Hordes of Canadians. If you look on Wikipedia, there is a startlingly large number of bands from the moose-infested regions sandwiched between the Great Lakes and the Arctic. A remarkably high percentage of which you will never have heard of. Are Belle Game likely to change that unfamiliarity? Short answer – doubtful.
Fear Nothing is a fine enough record. Some ethereal vocals from Andrea Lo come over a bit like a more powerful and less random version of Liz Fraser of Cocteau Twins fame. Yet more ethereality in the swirling synths and guitars that drift in and out of focus. In fact, the whole is very much like looking up at a cold mountain as the mist grasps then lets go of the pine trees. It’s chilly stuff, poetic and glacial. Canadian, then.

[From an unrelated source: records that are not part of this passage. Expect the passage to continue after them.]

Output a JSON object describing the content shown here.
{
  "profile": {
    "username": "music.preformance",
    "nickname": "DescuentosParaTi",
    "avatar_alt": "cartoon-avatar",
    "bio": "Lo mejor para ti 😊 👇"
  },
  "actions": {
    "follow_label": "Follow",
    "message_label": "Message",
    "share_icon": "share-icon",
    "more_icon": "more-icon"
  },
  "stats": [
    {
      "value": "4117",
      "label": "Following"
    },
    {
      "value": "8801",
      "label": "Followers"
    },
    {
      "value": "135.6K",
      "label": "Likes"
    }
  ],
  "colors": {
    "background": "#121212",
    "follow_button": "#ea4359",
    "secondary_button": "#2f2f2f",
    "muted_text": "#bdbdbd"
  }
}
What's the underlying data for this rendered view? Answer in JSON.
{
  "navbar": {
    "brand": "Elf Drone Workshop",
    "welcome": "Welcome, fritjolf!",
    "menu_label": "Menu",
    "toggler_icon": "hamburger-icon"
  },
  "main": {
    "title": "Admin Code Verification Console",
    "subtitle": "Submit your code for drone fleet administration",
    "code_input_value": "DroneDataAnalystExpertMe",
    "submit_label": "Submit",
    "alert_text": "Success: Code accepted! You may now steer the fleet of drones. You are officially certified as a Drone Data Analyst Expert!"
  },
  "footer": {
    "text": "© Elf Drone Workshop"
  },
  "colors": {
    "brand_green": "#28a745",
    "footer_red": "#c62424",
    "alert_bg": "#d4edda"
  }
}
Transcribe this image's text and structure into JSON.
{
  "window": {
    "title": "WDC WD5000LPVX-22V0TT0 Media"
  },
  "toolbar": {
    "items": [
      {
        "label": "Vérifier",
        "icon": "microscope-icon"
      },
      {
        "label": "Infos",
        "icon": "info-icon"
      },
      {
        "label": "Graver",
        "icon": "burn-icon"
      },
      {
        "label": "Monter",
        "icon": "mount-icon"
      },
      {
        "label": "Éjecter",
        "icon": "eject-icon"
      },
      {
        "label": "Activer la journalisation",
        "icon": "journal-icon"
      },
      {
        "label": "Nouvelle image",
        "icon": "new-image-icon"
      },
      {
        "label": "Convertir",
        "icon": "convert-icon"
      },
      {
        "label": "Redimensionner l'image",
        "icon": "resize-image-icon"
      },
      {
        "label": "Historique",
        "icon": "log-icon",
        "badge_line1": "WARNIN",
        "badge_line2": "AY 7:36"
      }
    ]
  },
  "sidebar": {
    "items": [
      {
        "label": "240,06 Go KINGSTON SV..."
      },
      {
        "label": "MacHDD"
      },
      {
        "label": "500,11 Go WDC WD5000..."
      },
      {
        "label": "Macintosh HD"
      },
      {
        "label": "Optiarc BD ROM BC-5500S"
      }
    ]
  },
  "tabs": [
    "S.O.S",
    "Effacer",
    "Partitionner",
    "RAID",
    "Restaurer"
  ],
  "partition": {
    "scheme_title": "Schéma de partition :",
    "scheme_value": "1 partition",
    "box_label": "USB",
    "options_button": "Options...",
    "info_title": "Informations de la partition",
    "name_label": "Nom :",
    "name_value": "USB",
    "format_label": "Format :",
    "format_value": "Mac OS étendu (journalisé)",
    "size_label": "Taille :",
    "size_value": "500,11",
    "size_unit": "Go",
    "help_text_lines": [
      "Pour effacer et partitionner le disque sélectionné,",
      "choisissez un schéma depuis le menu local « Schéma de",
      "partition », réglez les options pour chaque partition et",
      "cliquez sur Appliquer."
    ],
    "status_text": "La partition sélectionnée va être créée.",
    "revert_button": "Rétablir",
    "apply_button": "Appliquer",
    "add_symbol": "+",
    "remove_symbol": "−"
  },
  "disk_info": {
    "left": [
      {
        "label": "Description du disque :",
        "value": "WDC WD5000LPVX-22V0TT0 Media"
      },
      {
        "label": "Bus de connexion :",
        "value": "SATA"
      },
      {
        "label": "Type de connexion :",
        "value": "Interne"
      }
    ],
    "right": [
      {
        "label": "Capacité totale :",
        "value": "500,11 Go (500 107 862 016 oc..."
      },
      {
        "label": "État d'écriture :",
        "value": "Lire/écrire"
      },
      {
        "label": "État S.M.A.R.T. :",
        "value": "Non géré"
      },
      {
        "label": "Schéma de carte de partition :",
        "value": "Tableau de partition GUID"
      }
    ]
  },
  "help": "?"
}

The problem, if it is as such, is that it’s pretty much been done before. If this was 30 years ago, Belle Game would be headlining a tour of 4AD artists. Nowt completely wrong with that – great label, great roster. It’s not 1987 though.
Perhaps that is unnecessarily harsh. A track like ‘Bring Me‘ does offer a deal of hope. Whilst the anguished wails and reverb are present and correct, an intriguing pitter patter of modern percussion creeps in and teases. It’s great, in fact. The half-speed, dub rhythm that creeps in adds an even more left field and pleasing element. More of this, please, much much more.
There’s not enough of that kind of thing, however. It’s easy to see Belle Game being someone’s favourite. It is periodically powerful, it is sincere, it is emotive and it is very very artful in a simple way. Perhaps they are better than your reviewer gives them credit for? It’s just hard to escape the feeling that they are capable of creating a more pleasing record than this. Something that can be said about most records to be fair.
Fear Nothing would have made a great NME record in the distant past when such nonsense ever meant anything. Like that paper, the pretence of outsider-status can’t disguise the fact that it’s essentially just ‘fine’ and, within its own fishbowl, really quite conservative.